El dolor se construye y se articula. Así, entramos en otra dimensión en la cual las conductas hacia el dolor se pueden inducir y recrear. Según el coronel estadunidense Richard Szafranski “se trata de influir en la conciencia, las percepciones y la voluntad del individuo, entrar en el sistema neocortical (…) de paralizar el ciclo de la observación, de la orientación, de la decisión y de la acción. En suma, de anular la capacidad de comprender”.
Miedo y dolor, una combinación perfecta. El miedo se orienta hacia objetivos políticos. Sus reclamos pueden ser el desempleo, la inseguridad, el hambre, la exclusión o la pobreza.
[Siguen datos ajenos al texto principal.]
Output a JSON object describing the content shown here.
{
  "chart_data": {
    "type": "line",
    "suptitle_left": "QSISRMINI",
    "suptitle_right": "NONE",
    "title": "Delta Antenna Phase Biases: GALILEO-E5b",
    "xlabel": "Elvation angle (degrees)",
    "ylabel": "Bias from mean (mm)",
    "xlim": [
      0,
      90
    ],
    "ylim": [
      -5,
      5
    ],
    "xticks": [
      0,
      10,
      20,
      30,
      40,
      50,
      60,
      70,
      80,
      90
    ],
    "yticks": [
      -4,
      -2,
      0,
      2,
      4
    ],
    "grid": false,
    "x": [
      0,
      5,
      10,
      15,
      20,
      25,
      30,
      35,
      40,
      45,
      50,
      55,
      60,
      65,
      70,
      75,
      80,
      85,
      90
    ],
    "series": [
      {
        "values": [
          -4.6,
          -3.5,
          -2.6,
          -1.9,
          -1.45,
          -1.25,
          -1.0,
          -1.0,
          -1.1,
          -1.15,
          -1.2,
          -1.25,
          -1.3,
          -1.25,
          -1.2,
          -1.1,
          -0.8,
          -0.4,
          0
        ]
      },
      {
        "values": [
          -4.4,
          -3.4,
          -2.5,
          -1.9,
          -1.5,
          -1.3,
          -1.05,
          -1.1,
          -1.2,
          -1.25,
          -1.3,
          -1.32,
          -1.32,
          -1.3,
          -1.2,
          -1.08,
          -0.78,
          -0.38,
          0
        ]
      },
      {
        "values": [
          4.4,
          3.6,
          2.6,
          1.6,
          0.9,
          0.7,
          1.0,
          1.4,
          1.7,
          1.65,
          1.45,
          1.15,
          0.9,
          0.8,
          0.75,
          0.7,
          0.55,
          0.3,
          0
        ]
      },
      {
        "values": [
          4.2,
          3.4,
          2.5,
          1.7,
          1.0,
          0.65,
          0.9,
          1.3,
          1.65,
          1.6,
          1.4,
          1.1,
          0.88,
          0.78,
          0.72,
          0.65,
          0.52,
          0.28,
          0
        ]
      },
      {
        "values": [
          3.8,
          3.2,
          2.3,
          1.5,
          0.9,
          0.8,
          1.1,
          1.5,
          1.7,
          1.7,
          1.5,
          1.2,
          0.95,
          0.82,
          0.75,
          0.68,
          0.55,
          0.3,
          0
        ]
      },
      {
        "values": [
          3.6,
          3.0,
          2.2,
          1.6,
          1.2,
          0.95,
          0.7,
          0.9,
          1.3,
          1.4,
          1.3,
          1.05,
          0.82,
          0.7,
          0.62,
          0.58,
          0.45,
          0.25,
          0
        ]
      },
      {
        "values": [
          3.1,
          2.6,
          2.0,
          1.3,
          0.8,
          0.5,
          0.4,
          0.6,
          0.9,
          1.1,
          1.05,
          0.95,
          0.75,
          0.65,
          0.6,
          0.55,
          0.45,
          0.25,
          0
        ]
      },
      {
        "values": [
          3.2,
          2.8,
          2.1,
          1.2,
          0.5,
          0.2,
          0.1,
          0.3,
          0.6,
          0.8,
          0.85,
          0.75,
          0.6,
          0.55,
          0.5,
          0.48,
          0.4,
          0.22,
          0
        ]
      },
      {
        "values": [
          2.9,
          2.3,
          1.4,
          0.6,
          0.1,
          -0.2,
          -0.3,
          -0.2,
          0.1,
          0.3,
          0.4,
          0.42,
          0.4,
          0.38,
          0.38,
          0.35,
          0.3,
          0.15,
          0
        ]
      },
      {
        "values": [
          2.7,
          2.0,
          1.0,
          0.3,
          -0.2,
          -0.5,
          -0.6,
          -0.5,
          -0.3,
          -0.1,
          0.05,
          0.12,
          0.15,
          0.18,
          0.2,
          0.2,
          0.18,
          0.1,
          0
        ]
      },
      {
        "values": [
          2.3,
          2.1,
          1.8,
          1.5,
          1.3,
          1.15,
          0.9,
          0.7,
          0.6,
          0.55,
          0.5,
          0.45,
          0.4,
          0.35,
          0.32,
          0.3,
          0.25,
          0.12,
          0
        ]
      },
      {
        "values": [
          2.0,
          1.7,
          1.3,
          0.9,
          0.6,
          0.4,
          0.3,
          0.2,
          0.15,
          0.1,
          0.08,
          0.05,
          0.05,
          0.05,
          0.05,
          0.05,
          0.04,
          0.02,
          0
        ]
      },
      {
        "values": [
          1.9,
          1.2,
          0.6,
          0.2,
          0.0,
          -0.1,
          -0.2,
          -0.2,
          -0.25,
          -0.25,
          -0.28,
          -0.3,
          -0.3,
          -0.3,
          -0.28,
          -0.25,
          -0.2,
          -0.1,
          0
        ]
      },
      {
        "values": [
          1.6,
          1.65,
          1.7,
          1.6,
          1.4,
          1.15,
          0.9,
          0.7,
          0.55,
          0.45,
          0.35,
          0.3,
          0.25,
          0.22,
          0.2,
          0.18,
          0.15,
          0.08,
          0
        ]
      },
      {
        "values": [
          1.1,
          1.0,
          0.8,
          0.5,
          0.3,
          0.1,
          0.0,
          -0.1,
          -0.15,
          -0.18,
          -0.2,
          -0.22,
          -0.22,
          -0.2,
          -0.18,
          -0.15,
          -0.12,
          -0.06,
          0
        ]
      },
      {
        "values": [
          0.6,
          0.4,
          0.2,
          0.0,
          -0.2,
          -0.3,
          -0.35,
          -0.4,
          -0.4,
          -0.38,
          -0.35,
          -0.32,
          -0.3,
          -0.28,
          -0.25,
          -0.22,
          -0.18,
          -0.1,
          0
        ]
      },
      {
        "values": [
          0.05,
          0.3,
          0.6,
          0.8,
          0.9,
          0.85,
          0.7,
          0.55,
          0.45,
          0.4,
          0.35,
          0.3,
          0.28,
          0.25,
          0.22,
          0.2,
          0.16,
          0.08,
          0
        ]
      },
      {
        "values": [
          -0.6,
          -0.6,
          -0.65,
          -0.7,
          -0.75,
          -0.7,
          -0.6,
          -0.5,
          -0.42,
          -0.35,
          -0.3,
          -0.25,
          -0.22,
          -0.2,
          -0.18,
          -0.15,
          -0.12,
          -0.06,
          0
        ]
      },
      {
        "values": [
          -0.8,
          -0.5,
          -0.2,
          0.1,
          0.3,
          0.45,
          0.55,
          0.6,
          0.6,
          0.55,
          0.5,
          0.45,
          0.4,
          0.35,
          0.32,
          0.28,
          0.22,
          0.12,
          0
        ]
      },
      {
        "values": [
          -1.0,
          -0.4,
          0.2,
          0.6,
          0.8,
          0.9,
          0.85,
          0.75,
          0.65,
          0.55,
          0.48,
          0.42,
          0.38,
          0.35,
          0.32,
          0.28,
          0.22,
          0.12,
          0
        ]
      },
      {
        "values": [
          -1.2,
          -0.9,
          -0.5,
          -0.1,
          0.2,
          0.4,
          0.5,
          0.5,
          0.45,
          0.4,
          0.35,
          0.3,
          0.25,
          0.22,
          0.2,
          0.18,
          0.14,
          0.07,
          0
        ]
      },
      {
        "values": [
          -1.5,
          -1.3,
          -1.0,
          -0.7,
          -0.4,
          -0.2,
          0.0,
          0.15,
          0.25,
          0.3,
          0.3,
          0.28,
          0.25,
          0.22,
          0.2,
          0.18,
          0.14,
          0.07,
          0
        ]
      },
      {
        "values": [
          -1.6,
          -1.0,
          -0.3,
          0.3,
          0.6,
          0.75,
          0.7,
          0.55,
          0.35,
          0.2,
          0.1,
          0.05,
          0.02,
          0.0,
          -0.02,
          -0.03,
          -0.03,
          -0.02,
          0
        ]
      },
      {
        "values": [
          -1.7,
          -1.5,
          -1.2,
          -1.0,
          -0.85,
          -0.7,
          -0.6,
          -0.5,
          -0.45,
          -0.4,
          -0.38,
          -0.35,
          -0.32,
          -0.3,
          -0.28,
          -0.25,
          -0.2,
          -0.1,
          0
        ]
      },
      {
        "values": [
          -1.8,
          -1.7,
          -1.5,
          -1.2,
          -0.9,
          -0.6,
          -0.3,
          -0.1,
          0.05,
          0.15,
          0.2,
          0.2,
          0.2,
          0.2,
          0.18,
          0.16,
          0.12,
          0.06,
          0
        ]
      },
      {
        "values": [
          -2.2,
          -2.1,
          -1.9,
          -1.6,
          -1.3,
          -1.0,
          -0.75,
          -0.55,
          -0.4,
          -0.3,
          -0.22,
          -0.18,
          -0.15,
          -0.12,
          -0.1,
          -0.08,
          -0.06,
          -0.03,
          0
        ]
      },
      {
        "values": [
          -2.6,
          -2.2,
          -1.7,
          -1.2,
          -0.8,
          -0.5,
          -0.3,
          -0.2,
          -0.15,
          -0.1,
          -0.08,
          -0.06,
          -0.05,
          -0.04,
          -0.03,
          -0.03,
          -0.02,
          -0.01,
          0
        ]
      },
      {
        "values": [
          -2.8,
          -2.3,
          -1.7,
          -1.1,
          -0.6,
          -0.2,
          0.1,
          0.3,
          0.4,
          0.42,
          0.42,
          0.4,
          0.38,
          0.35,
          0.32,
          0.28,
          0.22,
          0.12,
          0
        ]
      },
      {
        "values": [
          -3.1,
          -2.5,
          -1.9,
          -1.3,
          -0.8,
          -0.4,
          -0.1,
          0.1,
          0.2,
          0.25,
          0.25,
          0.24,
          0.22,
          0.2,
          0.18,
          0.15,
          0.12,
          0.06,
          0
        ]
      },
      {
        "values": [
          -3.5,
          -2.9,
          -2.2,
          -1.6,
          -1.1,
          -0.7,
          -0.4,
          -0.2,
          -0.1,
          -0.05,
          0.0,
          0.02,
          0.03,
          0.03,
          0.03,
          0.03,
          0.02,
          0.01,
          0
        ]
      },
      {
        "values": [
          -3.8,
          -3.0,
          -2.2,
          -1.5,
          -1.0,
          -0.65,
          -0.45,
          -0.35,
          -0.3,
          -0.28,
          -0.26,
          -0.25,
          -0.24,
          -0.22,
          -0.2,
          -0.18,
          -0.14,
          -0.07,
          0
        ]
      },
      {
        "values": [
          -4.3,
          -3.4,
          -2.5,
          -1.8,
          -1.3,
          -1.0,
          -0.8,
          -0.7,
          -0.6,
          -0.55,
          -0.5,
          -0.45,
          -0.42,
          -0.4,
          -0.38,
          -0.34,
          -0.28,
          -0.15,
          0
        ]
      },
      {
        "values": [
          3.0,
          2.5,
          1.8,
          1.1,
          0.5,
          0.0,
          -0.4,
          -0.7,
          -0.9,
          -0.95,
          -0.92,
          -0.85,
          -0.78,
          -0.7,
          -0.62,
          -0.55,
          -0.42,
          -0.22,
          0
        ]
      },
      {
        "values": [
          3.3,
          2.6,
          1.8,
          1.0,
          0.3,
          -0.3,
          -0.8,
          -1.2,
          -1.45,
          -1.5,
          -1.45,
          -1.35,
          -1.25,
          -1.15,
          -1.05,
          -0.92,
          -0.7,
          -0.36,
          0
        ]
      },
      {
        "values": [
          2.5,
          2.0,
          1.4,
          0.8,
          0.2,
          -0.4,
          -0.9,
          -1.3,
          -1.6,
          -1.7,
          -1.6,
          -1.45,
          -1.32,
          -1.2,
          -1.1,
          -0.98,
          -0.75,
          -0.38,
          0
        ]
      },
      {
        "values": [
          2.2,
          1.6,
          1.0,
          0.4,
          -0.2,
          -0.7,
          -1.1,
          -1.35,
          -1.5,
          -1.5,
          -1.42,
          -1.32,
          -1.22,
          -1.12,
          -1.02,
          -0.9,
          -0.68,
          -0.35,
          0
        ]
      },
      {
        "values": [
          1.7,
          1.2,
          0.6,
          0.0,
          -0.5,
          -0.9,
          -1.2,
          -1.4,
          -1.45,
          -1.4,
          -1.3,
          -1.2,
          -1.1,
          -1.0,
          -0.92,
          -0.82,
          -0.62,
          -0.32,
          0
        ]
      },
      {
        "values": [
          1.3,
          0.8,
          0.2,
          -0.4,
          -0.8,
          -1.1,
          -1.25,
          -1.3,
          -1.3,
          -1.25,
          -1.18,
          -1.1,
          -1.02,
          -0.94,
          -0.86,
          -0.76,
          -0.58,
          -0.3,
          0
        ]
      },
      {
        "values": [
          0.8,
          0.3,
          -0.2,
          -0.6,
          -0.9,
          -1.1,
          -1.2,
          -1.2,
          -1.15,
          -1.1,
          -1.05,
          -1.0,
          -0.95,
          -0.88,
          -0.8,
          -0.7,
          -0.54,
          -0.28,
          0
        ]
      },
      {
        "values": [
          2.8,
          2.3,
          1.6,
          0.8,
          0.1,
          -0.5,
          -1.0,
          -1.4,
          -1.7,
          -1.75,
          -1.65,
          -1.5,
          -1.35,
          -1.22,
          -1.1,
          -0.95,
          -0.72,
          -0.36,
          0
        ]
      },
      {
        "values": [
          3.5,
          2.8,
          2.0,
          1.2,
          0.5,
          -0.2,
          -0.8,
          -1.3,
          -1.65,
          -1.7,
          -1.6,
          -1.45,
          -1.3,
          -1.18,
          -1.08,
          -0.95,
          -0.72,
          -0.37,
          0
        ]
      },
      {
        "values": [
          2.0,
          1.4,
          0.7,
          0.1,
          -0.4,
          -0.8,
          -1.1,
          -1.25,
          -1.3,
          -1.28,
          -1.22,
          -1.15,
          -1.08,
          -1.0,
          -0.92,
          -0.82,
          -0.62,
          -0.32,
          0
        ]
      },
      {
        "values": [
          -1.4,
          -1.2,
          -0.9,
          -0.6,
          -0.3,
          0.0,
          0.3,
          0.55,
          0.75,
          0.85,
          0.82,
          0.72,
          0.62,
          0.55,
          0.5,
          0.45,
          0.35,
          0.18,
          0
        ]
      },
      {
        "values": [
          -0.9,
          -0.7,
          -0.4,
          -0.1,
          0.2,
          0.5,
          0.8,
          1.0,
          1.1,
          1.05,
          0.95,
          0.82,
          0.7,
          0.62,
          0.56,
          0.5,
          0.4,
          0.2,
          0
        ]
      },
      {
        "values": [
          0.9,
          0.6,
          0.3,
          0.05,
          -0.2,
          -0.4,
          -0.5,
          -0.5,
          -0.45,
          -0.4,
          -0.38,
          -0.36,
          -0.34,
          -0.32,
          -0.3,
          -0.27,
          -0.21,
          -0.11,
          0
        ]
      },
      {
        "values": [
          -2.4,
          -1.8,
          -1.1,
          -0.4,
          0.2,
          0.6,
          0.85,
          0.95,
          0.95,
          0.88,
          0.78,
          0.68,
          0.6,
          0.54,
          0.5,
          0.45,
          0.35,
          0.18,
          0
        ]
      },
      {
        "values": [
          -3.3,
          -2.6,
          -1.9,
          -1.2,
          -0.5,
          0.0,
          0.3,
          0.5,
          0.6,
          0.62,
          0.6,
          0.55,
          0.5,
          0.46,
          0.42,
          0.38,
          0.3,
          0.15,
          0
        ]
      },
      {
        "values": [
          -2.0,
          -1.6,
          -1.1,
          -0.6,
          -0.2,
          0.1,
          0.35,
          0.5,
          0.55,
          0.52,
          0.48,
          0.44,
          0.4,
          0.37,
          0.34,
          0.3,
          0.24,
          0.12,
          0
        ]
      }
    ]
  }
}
En este contexto, el dolor entra con fuerza en la articulación de la vida cotidiana, muta en un mecanismo de control. Y aquí el concepto se extravía.
William Davies, en su estudio Estados nerviosos, cómo las emociones se han adueñado de la sociedad, subraya: “Hasta la segunda mitad del siglo XX, la capacidad del cuerpo para experimentar el dolor por lo general se consideraba una señal de salud y no como algo que debía ser alterado empleando analgésicos y anestésicos (…). El paciente que simplemente pide ‘termine con el dolor’ o ‘hágame feliz’ no está exigiendo una explicación, sino el mero cese del padecimiento (…). La frontera que separa el interior del cuerpo comienza a ser menos clara (…). En esencia, despoja el sufrimiento de cualquier sentido o contexto más amplio. Coloca el dolor en una posición de fenómeno irrelevante y por completo personal”.
El dolor social, el padecimiento colectivo, la conciencia del sufrimiento, se desvanece en una experiencia imposible de ser comunicada. Pierde toda su fuerza. Ser feliz, eliminar el dolor o derivarlo hacia una vivencia personal, desactiva la crítica social y política, uniéndose a conductas antisistémicas.
Pero al mismo tiempo, el dolor se instrumentaliza. En este contexto, es un arma eficaz. Se busca crear dolor, potenciar sus efectos en las personas. Hacer que forme parte de una conducta flexible y sumisa, donde el dolor paraliza. En este sentido, la construcción de conductas asentadas en el manejo del dolor se ve favorecida por el desarrollo del Big Data y la interconexión de dispositivos capaces de penetrar en lo más profundo de la mente-cerebro. La realidad aumentada bajo la inteligencia artificial posibilita expandir el mundo del dolor en todas las direcciones. El llamado Internet de las cosas se convierte en una fuente inagotable de emociones y sentimientos, forjando estados de ánimo capaces de doblegar la voluntad bajo el control político del dolor social. Y lo más preocupante, está en manos de empresas privadas.